Yannick Jadot quant à lui estime que les solutions existent déjà et sont connues, mais elles ne sont pas appliquées par les gouvernements. Il ne manque pas d’en souligner les défauts, notamment en critiquant leur « stratégies d’évitement » de la question climatique, et leur reprochant d’être concentrés uniquement sur les mandats électoraux. Anne-Cécile Bras et Bruno Latour ne manquent pas pour autant de plaisanter (à demi) sur le fait qu’il ne soit pas – encore – président de la République et qui illustrerait l’incohérence citée plus haut. D’ailleurs, le professeur émérite à Sciences Po critique la politique des écologistes, qui ont jusqu’ici trop évité les conflits. Ils seraient la seule manière pour redéfinir la civilisation transformée par l’entrée dans l’anthropocène. Il estime en réponse à la question de François Gemmene sur le niveau national, jugé moins pertinent que les échelles territoriales et globales, que cette redéfinition doit se faire au cours d’une reterritorialisation, dimension cruciale et manquante (il effectue aussi un parallèle avec la crise migratoire) pour répondre à cet enjeu.

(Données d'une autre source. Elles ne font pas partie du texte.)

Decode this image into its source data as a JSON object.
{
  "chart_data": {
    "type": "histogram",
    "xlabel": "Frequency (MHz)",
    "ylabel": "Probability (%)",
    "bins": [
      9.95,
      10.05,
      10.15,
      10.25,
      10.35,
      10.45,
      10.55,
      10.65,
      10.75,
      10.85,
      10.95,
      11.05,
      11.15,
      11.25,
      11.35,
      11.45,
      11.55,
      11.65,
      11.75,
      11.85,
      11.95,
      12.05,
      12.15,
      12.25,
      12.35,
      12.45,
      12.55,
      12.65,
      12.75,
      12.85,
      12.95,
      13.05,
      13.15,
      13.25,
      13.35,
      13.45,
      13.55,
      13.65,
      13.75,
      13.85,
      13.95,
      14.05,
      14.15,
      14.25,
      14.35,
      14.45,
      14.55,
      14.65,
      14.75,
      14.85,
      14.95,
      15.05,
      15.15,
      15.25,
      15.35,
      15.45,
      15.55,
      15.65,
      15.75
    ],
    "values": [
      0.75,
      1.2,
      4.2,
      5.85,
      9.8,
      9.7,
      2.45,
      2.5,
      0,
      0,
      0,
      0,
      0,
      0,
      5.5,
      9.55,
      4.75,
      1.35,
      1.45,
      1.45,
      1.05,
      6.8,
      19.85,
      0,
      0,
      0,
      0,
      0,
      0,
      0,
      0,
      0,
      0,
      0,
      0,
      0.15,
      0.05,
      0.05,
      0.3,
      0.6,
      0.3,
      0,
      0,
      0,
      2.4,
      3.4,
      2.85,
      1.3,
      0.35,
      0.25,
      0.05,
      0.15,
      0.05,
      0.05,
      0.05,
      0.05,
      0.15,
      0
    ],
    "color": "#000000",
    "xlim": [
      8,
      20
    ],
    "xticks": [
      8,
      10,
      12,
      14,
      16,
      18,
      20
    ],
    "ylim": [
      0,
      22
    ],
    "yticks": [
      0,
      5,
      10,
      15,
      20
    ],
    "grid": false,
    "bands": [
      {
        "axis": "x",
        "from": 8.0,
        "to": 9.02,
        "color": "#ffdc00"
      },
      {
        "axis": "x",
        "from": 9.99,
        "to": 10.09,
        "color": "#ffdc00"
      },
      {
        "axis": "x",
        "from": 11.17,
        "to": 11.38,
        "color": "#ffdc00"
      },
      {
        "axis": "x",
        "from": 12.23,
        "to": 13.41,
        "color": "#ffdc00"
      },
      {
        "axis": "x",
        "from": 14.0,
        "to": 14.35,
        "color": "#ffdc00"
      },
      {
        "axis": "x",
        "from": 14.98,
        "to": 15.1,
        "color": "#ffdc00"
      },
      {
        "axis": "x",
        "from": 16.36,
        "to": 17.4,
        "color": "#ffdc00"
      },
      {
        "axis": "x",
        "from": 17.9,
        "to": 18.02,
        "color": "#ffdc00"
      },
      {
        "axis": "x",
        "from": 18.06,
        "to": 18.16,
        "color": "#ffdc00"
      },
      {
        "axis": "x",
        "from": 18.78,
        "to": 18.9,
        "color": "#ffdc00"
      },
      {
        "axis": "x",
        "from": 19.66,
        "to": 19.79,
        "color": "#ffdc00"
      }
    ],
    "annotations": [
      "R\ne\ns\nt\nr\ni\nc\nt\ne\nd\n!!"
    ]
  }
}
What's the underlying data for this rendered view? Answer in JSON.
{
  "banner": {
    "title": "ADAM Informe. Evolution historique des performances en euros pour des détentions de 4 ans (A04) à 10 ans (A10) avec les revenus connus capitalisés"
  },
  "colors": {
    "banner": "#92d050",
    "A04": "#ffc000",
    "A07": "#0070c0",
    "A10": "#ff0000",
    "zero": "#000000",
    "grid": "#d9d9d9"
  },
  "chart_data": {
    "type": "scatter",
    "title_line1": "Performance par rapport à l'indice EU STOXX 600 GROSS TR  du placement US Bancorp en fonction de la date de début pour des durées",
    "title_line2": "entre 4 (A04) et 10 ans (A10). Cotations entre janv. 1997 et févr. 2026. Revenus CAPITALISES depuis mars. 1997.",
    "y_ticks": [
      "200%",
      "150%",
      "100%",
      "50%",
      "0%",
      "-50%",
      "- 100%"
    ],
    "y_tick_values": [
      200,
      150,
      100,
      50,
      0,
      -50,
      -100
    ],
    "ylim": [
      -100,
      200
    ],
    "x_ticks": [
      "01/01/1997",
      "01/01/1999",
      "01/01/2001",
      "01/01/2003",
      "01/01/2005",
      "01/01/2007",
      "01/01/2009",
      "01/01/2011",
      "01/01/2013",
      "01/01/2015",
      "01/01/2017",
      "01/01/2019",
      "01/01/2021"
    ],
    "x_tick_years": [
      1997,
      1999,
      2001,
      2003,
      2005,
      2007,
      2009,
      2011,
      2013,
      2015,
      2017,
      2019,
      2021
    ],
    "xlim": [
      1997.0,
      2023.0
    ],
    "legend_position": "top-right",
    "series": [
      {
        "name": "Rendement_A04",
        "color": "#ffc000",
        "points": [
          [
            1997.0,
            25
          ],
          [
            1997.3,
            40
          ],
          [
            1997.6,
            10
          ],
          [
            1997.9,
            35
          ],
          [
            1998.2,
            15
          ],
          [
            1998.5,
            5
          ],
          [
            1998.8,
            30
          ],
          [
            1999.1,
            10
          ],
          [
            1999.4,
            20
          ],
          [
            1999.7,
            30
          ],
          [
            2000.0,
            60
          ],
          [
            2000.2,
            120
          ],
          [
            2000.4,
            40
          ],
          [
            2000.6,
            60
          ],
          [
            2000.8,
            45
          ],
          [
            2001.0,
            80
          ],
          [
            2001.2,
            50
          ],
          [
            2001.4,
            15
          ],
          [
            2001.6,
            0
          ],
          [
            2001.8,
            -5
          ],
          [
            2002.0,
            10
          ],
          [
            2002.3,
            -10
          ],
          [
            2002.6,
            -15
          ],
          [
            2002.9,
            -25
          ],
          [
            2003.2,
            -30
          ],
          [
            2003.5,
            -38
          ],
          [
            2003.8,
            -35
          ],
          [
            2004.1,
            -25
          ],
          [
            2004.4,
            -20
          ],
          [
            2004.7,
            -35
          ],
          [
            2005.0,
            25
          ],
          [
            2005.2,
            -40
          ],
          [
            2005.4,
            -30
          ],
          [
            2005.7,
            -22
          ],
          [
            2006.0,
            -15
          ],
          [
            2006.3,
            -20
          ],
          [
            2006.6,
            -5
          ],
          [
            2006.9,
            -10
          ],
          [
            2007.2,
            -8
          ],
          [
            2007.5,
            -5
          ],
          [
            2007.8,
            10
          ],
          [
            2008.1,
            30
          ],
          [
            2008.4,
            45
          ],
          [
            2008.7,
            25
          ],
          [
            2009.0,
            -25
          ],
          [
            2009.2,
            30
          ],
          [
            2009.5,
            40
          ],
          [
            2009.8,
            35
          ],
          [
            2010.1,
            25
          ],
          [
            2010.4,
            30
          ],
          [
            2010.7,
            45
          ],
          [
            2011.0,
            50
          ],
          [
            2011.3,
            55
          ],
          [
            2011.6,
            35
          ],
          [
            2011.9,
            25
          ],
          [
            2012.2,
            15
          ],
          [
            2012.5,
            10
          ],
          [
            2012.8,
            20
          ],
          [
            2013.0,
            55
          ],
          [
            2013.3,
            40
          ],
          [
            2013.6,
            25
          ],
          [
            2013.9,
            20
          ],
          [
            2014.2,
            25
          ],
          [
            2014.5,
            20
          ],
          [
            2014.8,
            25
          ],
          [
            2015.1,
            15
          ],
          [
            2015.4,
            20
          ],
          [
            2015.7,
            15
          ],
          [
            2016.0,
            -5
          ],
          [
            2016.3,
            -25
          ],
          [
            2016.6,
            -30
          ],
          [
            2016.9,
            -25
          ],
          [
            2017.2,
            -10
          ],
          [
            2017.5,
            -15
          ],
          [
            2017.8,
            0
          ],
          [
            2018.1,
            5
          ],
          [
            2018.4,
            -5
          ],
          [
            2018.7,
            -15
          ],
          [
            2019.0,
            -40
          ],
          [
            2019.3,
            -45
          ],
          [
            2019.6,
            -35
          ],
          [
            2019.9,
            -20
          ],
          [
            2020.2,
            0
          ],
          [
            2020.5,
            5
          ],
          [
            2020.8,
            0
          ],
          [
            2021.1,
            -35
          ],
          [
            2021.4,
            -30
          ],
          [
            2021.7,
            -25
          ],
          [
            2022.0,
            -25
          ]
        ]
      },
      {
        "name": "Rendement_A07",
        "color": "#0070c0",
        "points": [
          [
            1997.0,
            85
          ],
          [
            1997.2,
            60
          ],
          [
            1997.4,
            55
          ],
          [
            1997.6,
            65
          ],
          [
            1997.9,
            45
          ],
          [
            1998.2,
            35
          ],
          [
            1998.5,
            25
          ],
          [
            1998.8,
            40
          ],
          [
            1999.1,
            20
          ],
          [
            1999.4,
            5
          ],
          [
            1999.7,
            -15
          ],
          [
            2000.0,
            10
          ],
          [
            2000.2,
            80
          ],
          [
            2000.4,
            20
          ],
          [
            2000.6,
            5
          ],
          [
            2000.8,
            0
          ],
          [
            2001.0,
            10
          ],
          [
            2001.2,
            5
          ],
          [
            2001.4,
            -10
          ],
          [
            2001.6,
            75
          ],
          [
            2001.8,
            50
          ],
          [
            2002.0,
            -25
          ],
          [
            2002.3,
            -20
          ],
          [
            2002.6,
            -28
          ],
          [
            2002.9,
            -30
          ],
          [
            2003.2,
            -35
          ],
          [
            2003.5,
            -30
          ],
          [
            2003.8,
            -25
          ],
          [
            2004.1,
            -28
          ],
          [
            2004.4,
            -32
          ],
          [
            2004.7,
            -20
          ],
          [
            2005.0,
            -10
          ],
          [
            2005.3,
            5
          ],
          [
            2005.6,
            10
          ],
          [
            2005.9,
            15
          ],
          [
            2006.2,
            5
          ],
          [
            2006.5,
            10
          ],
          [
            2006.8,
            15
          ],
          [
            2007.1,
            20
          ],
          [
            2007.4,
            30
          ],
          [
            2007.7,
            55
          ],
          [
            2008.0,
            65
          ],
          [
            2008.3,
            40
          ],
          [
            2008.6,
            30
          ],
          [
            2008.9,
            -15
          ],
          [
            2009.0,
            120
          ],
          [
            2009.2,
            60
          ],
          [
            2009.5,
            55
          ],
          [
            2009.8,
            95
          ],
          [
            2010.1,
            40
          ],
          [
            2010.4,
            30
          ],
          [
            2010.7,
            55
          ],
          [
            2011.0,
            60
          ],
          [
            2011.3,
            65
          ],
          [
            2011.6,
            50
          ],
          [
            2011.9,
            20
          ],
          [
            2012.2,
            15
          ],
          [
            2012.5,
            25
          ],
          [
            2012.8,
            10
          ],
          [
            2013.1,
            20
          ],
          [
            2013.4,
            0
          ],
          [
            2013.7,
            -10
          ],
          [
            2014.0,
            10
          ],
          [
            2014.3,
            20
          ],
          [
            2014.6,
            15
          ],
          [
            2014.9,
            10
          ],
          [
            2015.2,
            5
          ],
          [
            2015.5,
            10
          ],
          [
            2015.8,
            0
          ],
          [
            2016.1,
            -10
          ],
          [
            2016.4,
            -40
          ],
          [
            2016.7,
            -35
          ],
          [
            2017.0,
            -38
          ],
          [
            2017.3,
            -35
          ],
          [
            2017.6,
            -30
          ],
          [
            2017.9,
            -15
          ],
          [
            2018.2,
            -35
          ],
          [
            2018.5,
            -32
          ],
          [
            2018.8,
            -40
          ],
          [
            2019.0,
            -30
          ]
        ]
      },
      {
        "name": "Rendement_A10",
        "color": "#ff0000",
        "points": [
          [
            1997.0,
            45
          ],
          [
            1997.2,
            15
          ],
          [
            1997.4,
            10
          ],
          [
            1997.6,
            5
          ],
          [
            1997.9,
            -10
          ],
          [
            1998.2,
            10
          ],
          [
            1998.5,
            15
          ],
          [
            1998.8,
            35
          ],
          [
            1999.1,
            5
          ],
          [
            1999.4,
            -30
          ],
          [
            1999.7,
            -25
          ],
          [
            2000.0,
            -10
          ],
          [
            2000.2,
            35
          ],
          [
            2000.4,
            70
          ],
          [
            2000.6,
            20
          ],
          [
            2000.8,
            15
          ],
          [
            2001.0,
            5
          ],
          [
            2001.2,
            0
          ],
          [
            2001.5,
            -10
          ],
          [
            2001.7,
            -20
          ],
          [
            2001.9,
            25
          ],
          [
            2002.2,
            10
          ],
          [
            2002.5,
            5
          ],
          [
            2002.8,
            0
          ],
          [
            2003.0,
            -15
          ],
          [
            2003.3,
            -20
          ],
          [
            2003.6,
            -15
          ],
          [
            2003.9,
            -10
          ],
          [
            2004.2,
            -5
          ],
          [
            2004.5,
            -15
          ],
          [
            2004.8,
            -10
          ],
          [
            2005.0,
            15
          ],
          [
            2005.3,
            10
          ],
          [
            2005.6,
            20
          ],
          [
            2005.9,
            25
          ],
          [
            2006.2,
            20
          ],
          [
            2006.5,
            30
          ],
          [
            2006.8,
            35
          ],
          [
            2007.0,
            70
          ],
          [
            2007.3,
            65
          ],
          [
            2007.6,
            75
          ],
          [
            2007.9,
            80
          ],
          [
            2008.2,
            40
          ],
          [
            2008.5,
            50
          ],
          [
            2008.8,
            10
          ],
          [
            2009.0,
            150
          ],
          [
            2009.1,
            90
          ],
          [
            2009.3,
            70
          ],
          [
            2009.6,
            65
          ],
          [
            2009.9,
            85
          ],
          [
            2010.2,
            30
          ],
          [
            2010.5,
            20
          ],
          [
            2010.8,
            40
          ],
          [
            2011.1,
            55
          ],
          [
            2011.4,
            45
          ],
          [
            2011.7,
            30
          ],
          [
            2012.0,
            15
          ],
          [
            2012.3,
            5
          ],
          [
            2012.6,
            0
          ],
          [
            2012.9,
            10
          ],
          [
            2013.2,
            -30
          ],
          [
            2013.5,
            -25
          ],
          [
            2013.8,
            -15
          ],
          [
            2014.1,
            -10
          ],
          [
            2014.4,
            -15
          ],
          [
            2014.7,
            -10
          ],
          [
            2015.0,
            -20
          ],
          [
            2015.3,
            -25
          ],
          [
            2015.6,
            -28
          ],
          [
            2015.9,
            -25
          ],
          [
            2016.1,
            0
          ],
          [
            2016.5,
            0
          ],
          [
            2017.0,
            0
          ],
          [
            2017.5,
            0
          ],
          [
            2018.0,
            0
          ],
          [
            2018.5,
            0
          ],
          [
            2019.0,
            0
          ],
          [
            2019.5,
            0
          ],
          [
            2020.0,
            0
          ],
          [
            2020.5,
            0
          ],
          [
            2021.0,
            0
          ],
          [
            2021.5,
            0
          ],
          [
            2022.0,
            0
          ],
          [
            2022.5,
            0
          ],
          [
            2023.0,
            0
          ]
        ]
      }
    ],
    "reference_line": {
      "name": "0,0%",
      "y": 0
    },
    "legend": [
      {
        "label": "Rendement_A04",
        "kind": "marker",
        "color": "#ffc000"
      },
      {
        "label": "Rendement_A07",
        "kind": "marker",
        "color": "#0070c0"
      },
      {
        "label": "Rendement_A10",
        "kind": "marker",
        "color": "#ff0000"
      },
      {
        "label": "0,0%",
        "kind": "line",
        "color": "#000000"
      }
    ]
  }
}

En effet, si Jadot et Latour ont esquissé des solutions (description de la situation, redéfinition de la civilisation, vote mais encore capacité à se projeter dans un avenir serein), ils sont évidemment interrogés sur l’identité de ceux qui portent ces solutions. Jadot souligne le rôle des gouvernants et de la recherche publique (pour éviter le financement par des lobbies), Latour précise l’importance des changements d’habitudes individuelles. Mais ce dernier explique aussi que la dichotomie entre individuel et collectif est dangereuse, et que les deux sont parfaitement complémentaires et nécessaires. C’est aussi quelque part le message que fait passer l’anthropologue et éthologue Jane Goodall, dont l’absence est regrettée, mais qui demande en vidéo un film de la salle suivant son exemple et martelant le poing levé « yes we can save the earth, yes we will ». Elle souligne l’importance de faire se rejoindre les questions sociales et environnementales, et surtout le caractère essentiel du collectif. Tous les invités s’accordent sur le fait que chacun soit responsable de la protection de l’environnement : ceux qui détiennent le pouvoir dans un système capitaliste, mais aussi ceux qui y contribuent par leurs petites actions quotidiennes. D’où l’importance « d’encapaciter » (traduction d’empowerment avancée par Aleksandar Rankovic) les citoyens, notamment par la description. La présence de Bruno Latour, en charge de la revue des maquettes pédagogiques pour le projet « Climate action, maction, make it work », est l’occasion pour un élève de questionner les invités sur le partenariat entre l’école et Total. Sciences Po multiplie les initiatives pour montrer que l’institution prend elle aussi conscience de l’urgence climatique : les messages de Frédéric Mion s’adressant à la communauté dans son ensemble ont annoncé la transition écologique au sein de l’école en mars dernier, les leçons inaugurales de pré-rentrée pour les étudiants de première et deuxième année et pour une partie des masters étaient largement axées sur l’environnement, enfin, la première conférence organisée par le service évènement était donc intitulée « L’Anthropocène et nous ». Bruno Latour répond alors à l’étudiant que le partenariat avec Total est bien l’un des enjeux cruciaux de « Make it work ».

C’est l’occasion pour Yannick Jadot de s’attaquer au lobbying et aux pouvoirs économiques. C’est l’un des obstacles à l’action contre le changement climatique, qui ont été énumérées au fil de la conférence : l’absence de clarté de la problématique, les gouvernants court-termistes, l’absence de projection dans le futur et la nostalgie du passé des citoyens, les inégalités entre les victimes et ceux qui ne sont pas encore autant affectés par la dégradation de l’environnement. Les auteurs mentionnent le caractère « déprimant » et « angoissant » de l’écriture ou de la lecture de l’atlas. Mais le message final est plutôt positif. Il reste du temps, même s’il en reste peu, et en s’associant pour comprendre le problème et agir, nous pourrons, reprenant les mots de Jane Goodall, soigner la « douleur » (au moins en partie) de notre « mère nature ».